Price: hopes her app won't mess with the beach
Price: hopes her app won’t mess with the beach
There are 27 miles of beach in Malibu, California, but the largely wealthy property owners have blocked off access to 20 miles of it.

Now a journalist has launched an iPhone app to help people enjoy the beaches which are open to the public by law. The app gives you pinpointed directions and expert tips so you can enjoy the 20 miles of gorgeous beaches in Malibu that are lined with private developments owned by the likes of Piers Brosnan, Michael Eisner and Dave Geffen.

Early reviews of the app, titled Our Malibu Beaches are very positive. “Awesome app!” said SlickvicAZ
“I’ve been looking for this info for a long time. I can’t wait to use it this weekend. Phenomenal contribution to beach democracy!” said Ki6H.

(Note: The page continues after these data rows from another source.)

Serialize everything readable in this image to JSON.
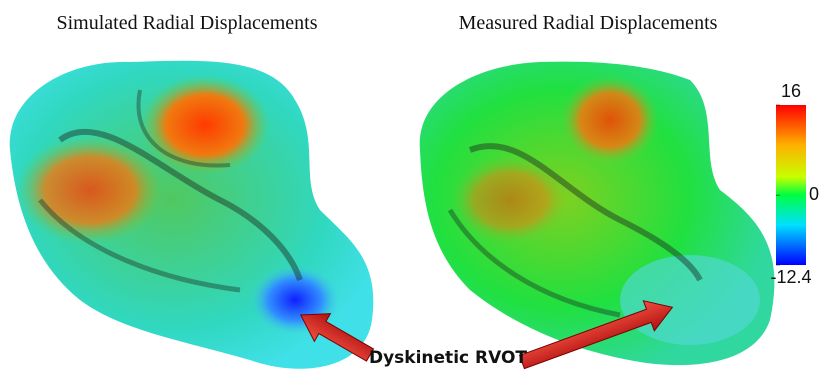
{
  "panels": [
    {
      "title": "Simulated Radial Displacements"
    },
    {
      "title": "Measured Radial Displacements"
    }
  ],
  "colorbar": {
    "ticks": [
      16,
      0,
      -12.4
    ],
    "lim": [
      -12.4,
      16
    ]
  },
  "annotation": "Dyskinetic RVOT"
}
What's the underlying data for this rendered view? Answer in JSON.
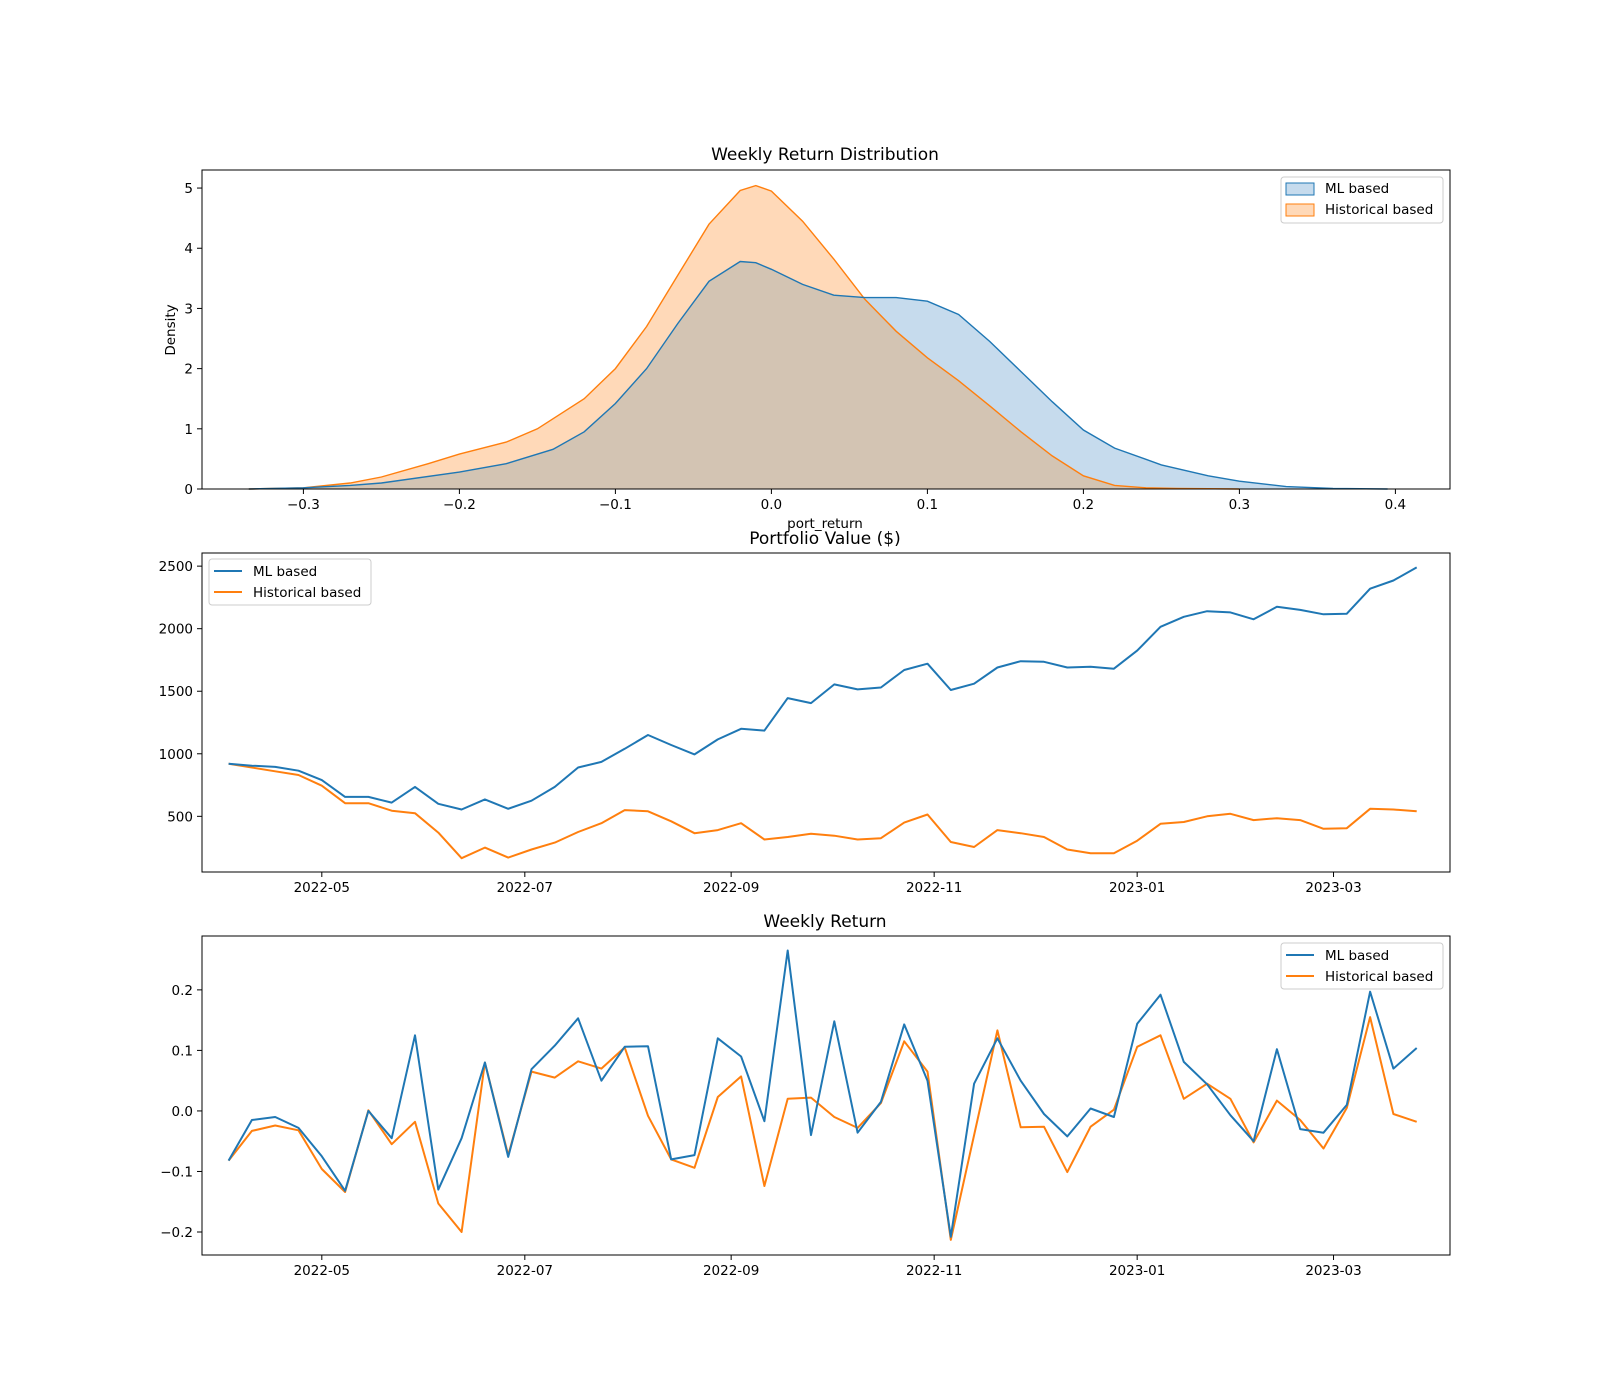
{
  "colors": {
    "ml": "#1f77b4",
    "hist": "#ff7f0e",
    "ml_fill": "#c6dbed",
    "hist_fill": "#ffd9b8",
    "overlap_fill": "#d3c4b3"
  },
  "chart_data": [
    {
      "type": "area",
      "title": "Weekly Return Distribution",
      "xlabel": "port_return",
      "ylabel": "Density",
      "xlim": [
        -0.365,
        0.435
      ],
      "ylim": [
        0,
        5.3
      ],
      "xticks": [
        -0.3,
        -0.2,
        -0.1,
        0.0,
        0.1,
        0.2,
        0.3,
        0.4
      ],
      "xtick_labels": [
        "−0.3",
        "−0.2",
        "−0.1",
        "0.0",
        "0.1",
        "0.2",
        "0.3",
        "0.4"
      ],
      "yticks": [
        0,
        1,
        2,
        3,
        4,
        5
      ],
      "ytick_labels": [
        "0",
        "1",
        "2",
        "3",
        "4",
        "5"
      ],
      "legend_position": "top-right",
      "grid": false,
      "series": [
        {
          "name": "ML based",
          "x": [
            -0.335,
            -0.3,
            -0.27,
            -0.25,
            -0.2,
            -0.17,
            -0.14,
            -0.12,
            -0.1,
            -0.08,
            -0.06,
            -0.04,
            -0.02,
            -0.01,
            0.0,
            0.02,
            0.04,
            0.06,
            0.08,
            0.1,
            0.12,
            0.14,
            0.16,
            0.18,
            0.2,
            0.22,
            0.25,
            0.28,
            0.3,
            0.33,
            0.36,
            0.395
          ],
          "y": [
            0.0,
            0.02,
            0.06,
            0.1,
            0.28,
            0.42,
            0.66,
            0.95,
            1.42,
            2.0,
            2.75,
            3.45,
            3.78,
            3.76,
            3.65,
            3.4,
            3.22,
            3.18,
            3.18,
            3.12,
            2.9,
            2.45,
            1.95,
            1.45,
            0.98,
            0.68,
            0.4,
            0.22,
            0.13,
            0.04,
            0.01,
            0.0
          ]
        },
        {
          "name": "Historical based",
          "x": [
            -0.335,
            -0.3,
            -0.27,
            -0.25,
            -0.22,
            -0.2,
            -0.17,
            -0.15,
            -0.12,
            -0.1,
            -0.08,
            -0.06,
            -0.04,
            -0.02,
            -0.01,
            0.0,
            0.02,
            0.04,
            0.06,
            0.08,
            0.1,
            0.12,
            0.14,
            0.16,
            0.18,
            0.2,
            0.22,
            0.24,
            0.26,
            0.3
          ],
          "y": [
            0.0,
            0.02,
            0.1,
            0.2,
            0.42,
            0.58,
            0.78,
            1.0,
            1.5,
            2.0,
            2.7,
            3.55,
            4.4,
            4.96,
            5.04,
            4.95,
            4.45,
            3.82,
            3.15,
            2.62,
            2.18,
            1.8,
            1.38,
            0.95,
            0.55,
            0.22,
            0.06,
            0.02,
            0.01,
            0.0
          ]
        }
      ]
    },
    {
      "type": "line",
      "title": "Portfolio Value ($)",
      "xlabel": "",
      "ylabel": "",
      "x_start": "2022-04-03",
      "x_step_days": 7,
      "xlim": [
        "2022-03-26",
        "2023-04-05"
      ],
      "ylim": [
        55,
        2605
      ],
      "xticks": [
        "2022-05-01",
        "2022-07-01",
        "2022-09-01",
        "2022-11-01",
        "2023-01-01",
        "2023-03-01"
      ],
      "xtick_labels": [
        "2022-05",
        "2022-07",
        "2022-09",
        "2022-11",
        "2023-01",
        "2023-03"
      ],
      "yticks": [
        500,
        1000,
        1500,
        2000,
        2500
      ],
      "ytick_labels": [
        "500",
        "1000",
        "1500",
        "2000",
        "2500"
      ],
      "legend_position": "top-left",
      "grid": false,
      "series": [
        {
          "name": "ML based",
          "values": [
            920,
            905,
            895,
            865,
            790,
            655,
            655,
            610,
            735,
            600,
            555,
            635,
            560,
            625,
            735,
            890,
            935,
            1040,
            1150,
            1070,
            995,
            1115,
            1200,
            1185,
            1445,
            1405,
            1555,
            1515,
            1530,
            1670,
            1720,
            1510,
            1560,
            1690,
            1740,
            1735,
            1690,
            1695,
            1680,
            1825,
            2015,
            2095,
            2140,
            2130,
            2075,
            2175,
            2150,
            2115,
            2120,
            2320,
            2385,
            2490
          ]
        },
        {
          "name": "Historical based",
          "values": [
            920,
            890,
            860,
            830,
            745,
            605,
            605,
            545,
            525,
            370,
            165,
            250,
            170,
            235,
            290,
            375,
            445,
            550,
            540,
            460,
            365,
            390,
            445,
            315,
            335,
            360,
            345,
            315,
            325,
            450,
            515,
            295,
            255,
            390,
            365,
            335,
            235,
            205,
            205,
            305,
            440,
            455,
            500,
            520,
            470,
            485,
            470,
            400,
            405,
            560,
            555,
            540
          ]
        }
      ]
    },
    {
      "type": "line",
      "title": "Weekly Return",
      "xlabel": "",
      "ylabel": "",
      "x_start": "2022-04-03",
      "x_step_days": 7,
      "xlim": [
        "2022-03-26",
        "2023-04-05"
      ],
      "ylim": [
        -0.238,
        0.289
      ],
      "xticks": [
        "2022-05-01",
        "2022-07-01",
        "2022-09-01",
        "2022-11-01",
        "2023-01-01",
        "2023-03-01"
      ],
      "xtick_labels": [
        "2022-05",
        "2022-07",
        "2022-09",
        "2022-11",
        "2023-01",
        "2023-03"
      ],
      "yticks": [
        -0.2,
        -0.1,
        0.0,
        0.1,
        0.2
      ],
      "ytick_labels": [
        "−0.2",
        "−0.1",
        "0.0",
        "0.1",
        "0.2"
      ],
      "legend_position": "top-right",
      "grid": false,
      "series": [
        {
          "name": "ML based",
          "values": [
            -0.082,
            -0.015,
            -0.01,
            -0.028,
            -0.075,
            -0.132,
            0.0,
            -0.045,
            0.125,
            -0.13,
            -0.045,
            0.08,
            -0.076,
            0.069,
            0.108,
            0.153,
            0.05,
            0.106,
            0.107,
            -0.08,
            -0.073,
            0.12,
            0.09,
            -0.017,
            0.265,
            -0.04,
            0.148,
            -0.036,
            0.015,
            0.143,
            0.05,
            -0.208,
            0.045,
            0.12,
            0.05,
            -0.005,
            -0.042,
            0.004,
            -0.01,
            0.144,
            0.192,
            0.081,
            0.044,
            -0.007,
            -0.05,
            0.102,
            -0.03,
            -0.036,
            0.01,
            0.197,
            0.07,
            0.104
          ]
        },
        {
          "name": "Historical based",
          "values": [
            -0.082,
            -0.033,
            -0.024,
            -0.032,
            -0.096,
            -0.134,
            0.001,
            -0.055,
            -0.018,
            -0.153,
            -0.2,
            0.08,
            -0.073,
            0.065,
            0.055,
            0.082,
            0.07,
            0.105,
            -0.008,
            -0.08,
            -0.094,
            0.023,
            0.057,
            -0.124,
            0.02,
            0.022,
            -0.01,
            -0.028,
            0.013,
            0.115,
            0.065,
            -0.213,
            -0.04,
            0.133,
            -0.027,
            -0.026,
            -0.101,
            -0.026,
            0.002,
            0.106,
            0.125,
            0.02,
            0.045,
            0.02,
            -0.052,
            0.017,
            -0.015,
            -0.062,
            0.005,
            0.155,
            -0.005,
            -0.018
          ]
        }
      ]
    }
  ]
}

“I sort of see this as one of the most egregious problems we have with public space in a region that’s plagued with problems with public space,” Jenny Price, the app’s author told the New York Times.

Price is a writer, Los Angeles Urban Ranger and research scholar at the UCLA Center for the Study of Women. She writes about the environment, Los Angeles, environmentalism, gun control, the Malibu beach wars and public space. Author of Flight Maps: Adventures with Nature in Modern America(Basic Books, 1999), she’s written for numerous media outlets, including The New York Times and Los Angeles Times, and writes “Green Me Up, JJ” a not-quite advice column for L.A. Observed.

Price calls the app “a beach-by-beach battle plan for anyone wishing to explore what are, by design, some of the most secluded beaches around.” It has maps to often hidden entry gates, house-by-house descriptions showing public property boundaries and spine-stiffening advice on dealing with counterfeit no-parking signs (“feel free to enjoy and then ignore”) and threatening property owners (“they’re welcome to call the sheriff”).

With the Urban Rangers art collective, Price has been a resident artist at the Orange County Museum of Art and the Museum of Contemporary Art.
She has taught at UCLA, the University of Southern California and Antioch-Los Angeles; has been a Guggenheim fellow and was the Anschutz Distinguished Fellow in American Studies at Princeton University in fall 2011. She has an A.B. from Princeton, where as a biology major she studied the white-winged trumpeters of the Amazon rain forest, and a Ph.D. in history from Yale University, where she studied the plastic pink flamingos of the American grasslands.
She is currently working on a new book titled Stop Saving the Planet! & Other Tips for 21st Century Environmentalists.

One Response

  1. Thanks you so much for this. The beaches belong to everyone! Not just movie stars and hedge fund managers. Jenny Price is a folk hero in my book.